Codalab for the competition: https://codalab.lisn.upsaclay.fr/competitions/13317
Official Baseline: StarVR

For more details, please refer to our Challenge White Paper. For any questions about codalab, please contact weijiawu@zju.edu.cn, and cc loveu.cvpr@gmail.com.

Introduction

The Large Cross-Modal Video Retrieval Dataset with Reading Comprehension (TextVR) benchmark is an OCR related large scale video retrieval dataset for training, evaluating, and analyzing systems for understanding both video and text on the video(OCR). TextVR consists of:

TextVR provides 42.2k sentence queries, which include semantic information from text/OCR tokens (e.g., ‘CARBON ’, ‘020773491 ’) and visual context (e.g., ‘Tourist’, ‘restaurant’) simultaneously.
10.5k videos are collected from YouTube and existing video retrieval datasets (e.g., ActivityNet [1]), and each video on the dataset includes at least 10 text instances.
Videos on TextVR present high resolution 1080p: 72%, 720p: 19%, others: 9%), which enables more accurate text/OCR tokens from the text reading model.

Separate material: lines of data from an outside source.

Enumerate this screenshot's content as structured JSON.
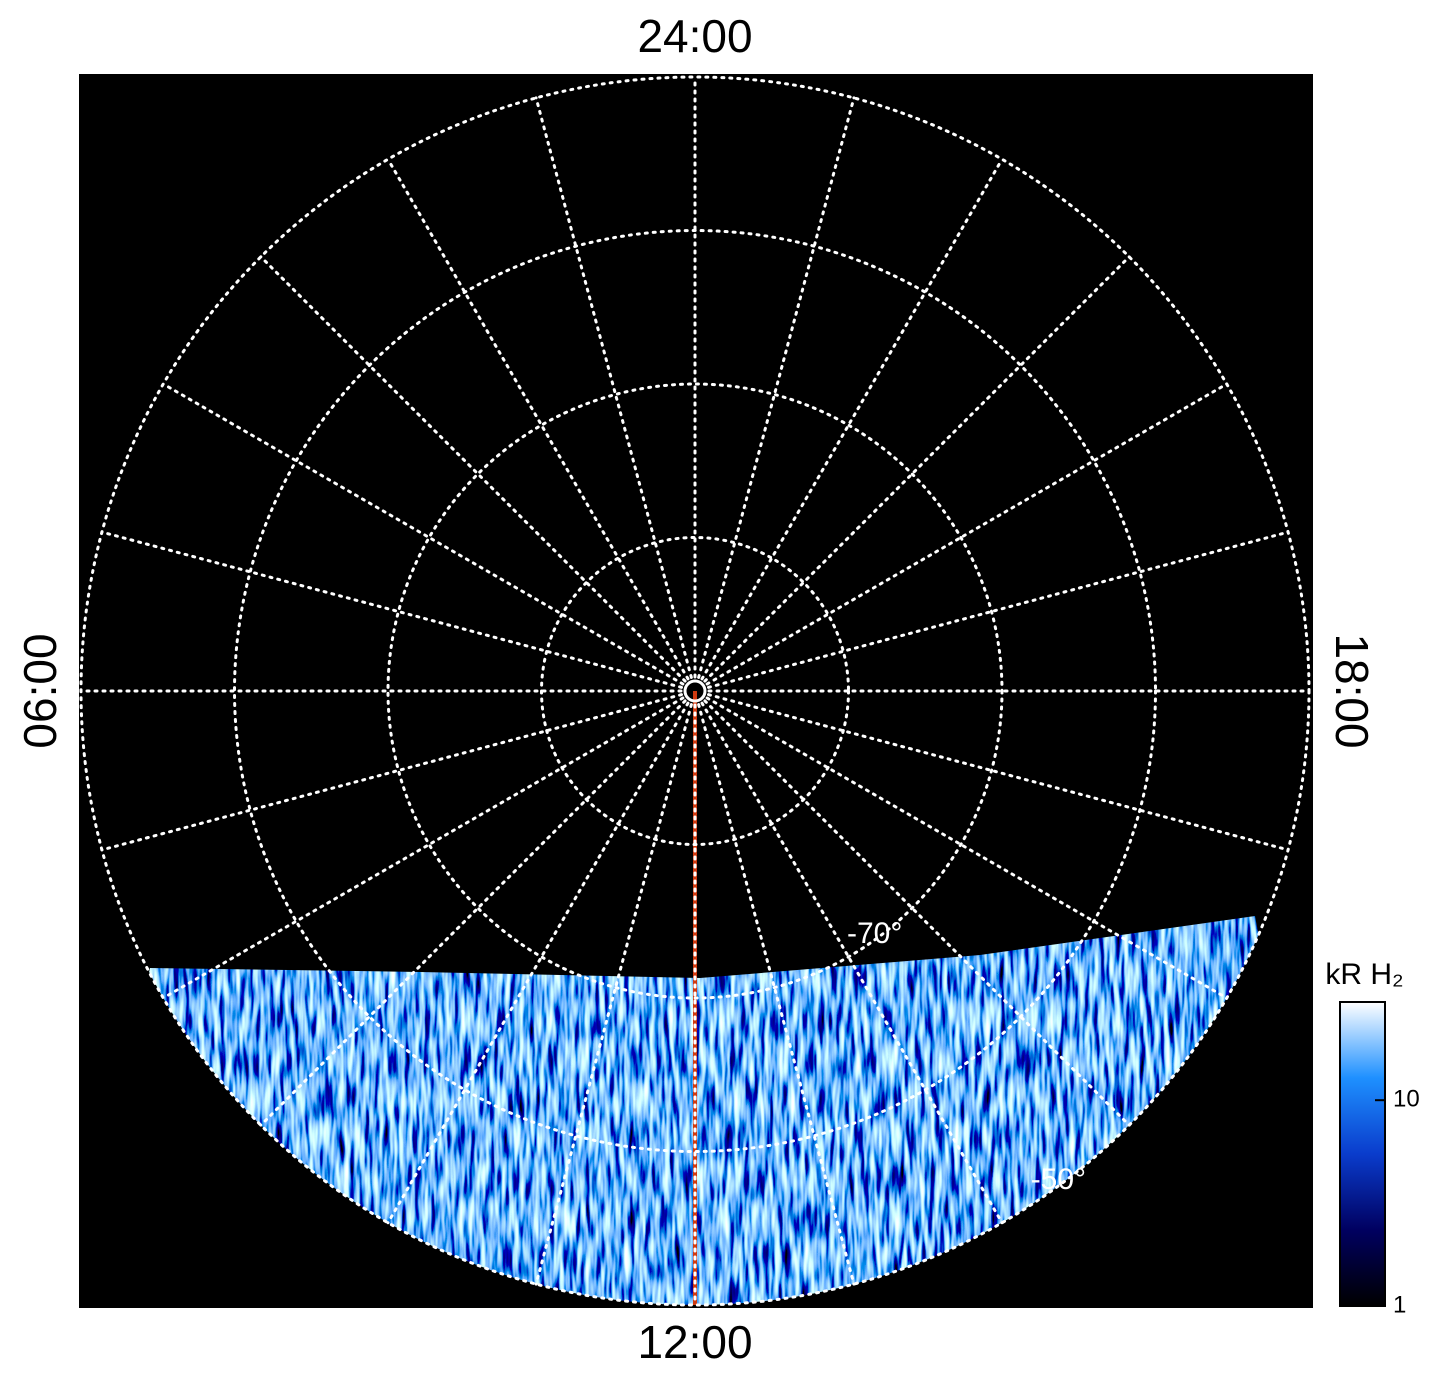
{
  "chart_data": {
    "type": "polar-image",
    "rlim": [
      -90,
      -50
    ],
    "rticks": [
      -80,
      -70,
      -60,
      -50
    ],
    "rtick_labels": [
      {
        "value": -70,
        "label": "-70°"
      },
      {
        "value": -50,
        "label": "-50°"
      }
    ],
    "hour_ticks": [
      {
        "value": 24,
        "label": "24:00"
      },
      {
        "value": 6,
        "label": "06:00"
      },
      {
        "value": 12,
        "label": "12:00"
      },
      {
        "value": 18,
        "label": "18:00"
      }
    ],
    "grid": true,
    "reference_line_color": "#d03a10",
    "colorbar": {
      "title": "kR H₂",
      "log": true,
      "lim": [
        1,
        30
      ],
      "ticks": [
        1,
        10
      ],
      "colormap": [
        "#000000",
        "#000060",
        "#0a3ccc",
        "#1e90ff",
        "#ffffff"
      ]
    }
  }
}
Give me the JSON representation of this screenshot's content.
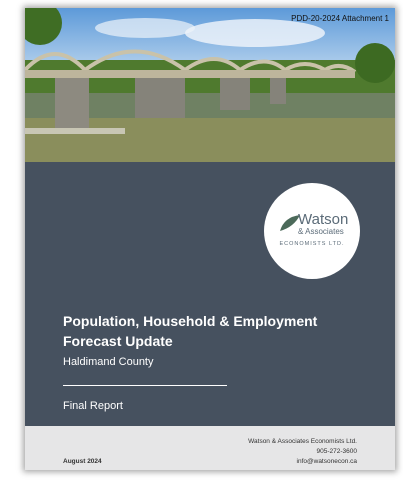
{
  "header": {
    "attachment": "PDD-20-2024 Attachment 1"
  },
  "logo": {
    "name": "Watson",
    "subname": "& Associates",
    "tagline": "ECONOMISTS LTD."
  },
  "title": {
    "line1": "Population, Household & Employment",
    "line2": "Forecast Update"
  },
  "subtitle": "Haldimand County",
  "report_type": "Final Report",
  "footer": {
    "date": "August 2024",
    "company": "Watson & Associates Economists Ltd.",
    "phone": "905-272-3600",
    "email": "info@watsonecon.ca"
  }
}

[1] F. Caba Heilbron, V. Escorcia, B. Ghanem, and J. Carlos Niebles, “Activitynet: A large-scale video benchmark for human activity understanding,” in Proceedings of the ieee conference on computer vision and pattern recognition, 2015, pp. 961–9

Demo

As shown in the Figure, given a text/OCR-related sentence query, the participants are expected to retrieve and return the related videos.

Data Download

10k original training video (100G)
Resized videos and annotation files : caption json, detected OCR results(TransDETR, Google OCR, kuaishou OCR), and resized videos.

Evaluation Protocol

Following previous video retrieval benchmarks[1][2], we adopt the average recall at K(R@K), median rank(MdR), and mean rank(MnR) over all queries as the metric. We consider a prediction correct if the predicted video matches the ground-truth video. Generally, the higher R@K and lower MdR, MnR show better performance.

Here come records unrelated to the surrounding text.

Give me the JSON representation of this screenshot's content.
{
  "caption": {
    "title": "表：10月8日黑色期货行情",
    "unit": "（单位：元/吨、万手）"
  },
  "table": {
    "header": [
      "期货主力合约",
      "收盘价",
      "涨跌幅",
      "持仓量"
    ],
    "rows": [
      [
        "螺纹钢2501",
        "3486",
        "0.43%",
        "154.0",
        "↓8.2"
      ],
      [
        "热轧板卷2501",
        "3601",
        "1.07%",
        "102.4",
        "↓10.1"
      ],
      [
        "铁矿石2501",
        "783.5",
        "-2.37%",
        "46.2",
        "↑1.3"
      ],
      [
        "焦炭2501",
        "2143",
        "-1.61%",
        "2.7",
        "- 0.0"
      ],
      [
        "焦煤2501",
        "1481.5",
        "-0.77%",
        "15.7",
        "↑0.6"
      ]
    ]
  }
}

[1] Xu, Jun, Tao Mei, Ting Yao, and Yong Rui. "Msr-vtt: A large video description dataset for bridging video and language." In Proceedings of the IEEE conference on computer vision and pattern recognition, pp. 5288-5296. 2016.

[2] Luo, Huaishao, Lei Ji, Ming Zhong, Yang Chen, Wen Lei, Nan Duan, and Tianrui Li. "CLIP4Clip: An empirical study of CLIP for end to end video clip retrieval and captioning." Neurocomputing 508 (2022): 293-304.

Submission Format

Please submit a npy file: textvr.npy

textvr.npy is a ndarray S of shape 2727 x 2727 (2727 is the size of the test set), where S(x, y) denotes the similarity score between the x-th caption and the y-th video. Here is an example of textvr.npy, its format should look like this:

S(1,1),S(1,2),...,S(1,2727)

S(2,1),S(2,2),...,S(2,2727)

...........................

S(2726,1),....,S(2726,2727)

S(2727,1),....,S[2727,2727)

Baselines

We are introducing the baseline StarVR for a quick start:

The baseline model of TextVR is built upon the foundation of the frozen-in-time video retrieval model. The entire pipeline consists of four primary components: a space-time transformer encoder for visual feature extraction, a space-time and scene text encoder for text/OCR token feature extraction, a fusion encoder for combining features, and a caption encoder for processing query sentences.

Report Format

Use CVPR style (double column) in the form of 3-6 pages or NeurIPS style (single column) in the form of 6-10 pages inclusive of any references. Please explain clearly what data, supervision, pre-trained models you have used so that we can make sure your results are comparable to others.
Please include your github link in the report. The top 2 winners are required to release their codebases and final models so that other people can reproduce in the future. Please contact us if you have any questions.

Report Submission Portal

For report submission, please send an email to loveu.cvpr@gmail.com.

Format of email subject: “YourName-Submission-LOVEU23-Guest Track”;
Attach your technical report and other relevant materials in the email;
Include your Codalab account (registered email) and username for our challenge in the email. Include meta info like team members, institution, etc.

For more details, please refer to our Challenge White Paper.

Timeline

May 1, 2023: The competition data and baseline code becomes available
June 9, 2023 (11:59PM Pacific Time): Deadline for submitting your result
Jun 13, 2023 (11:59PM Pacific Time): report submission due.
June 18, 2023: LOVEU 2023 Workshop. Presentations by winner and runner-up.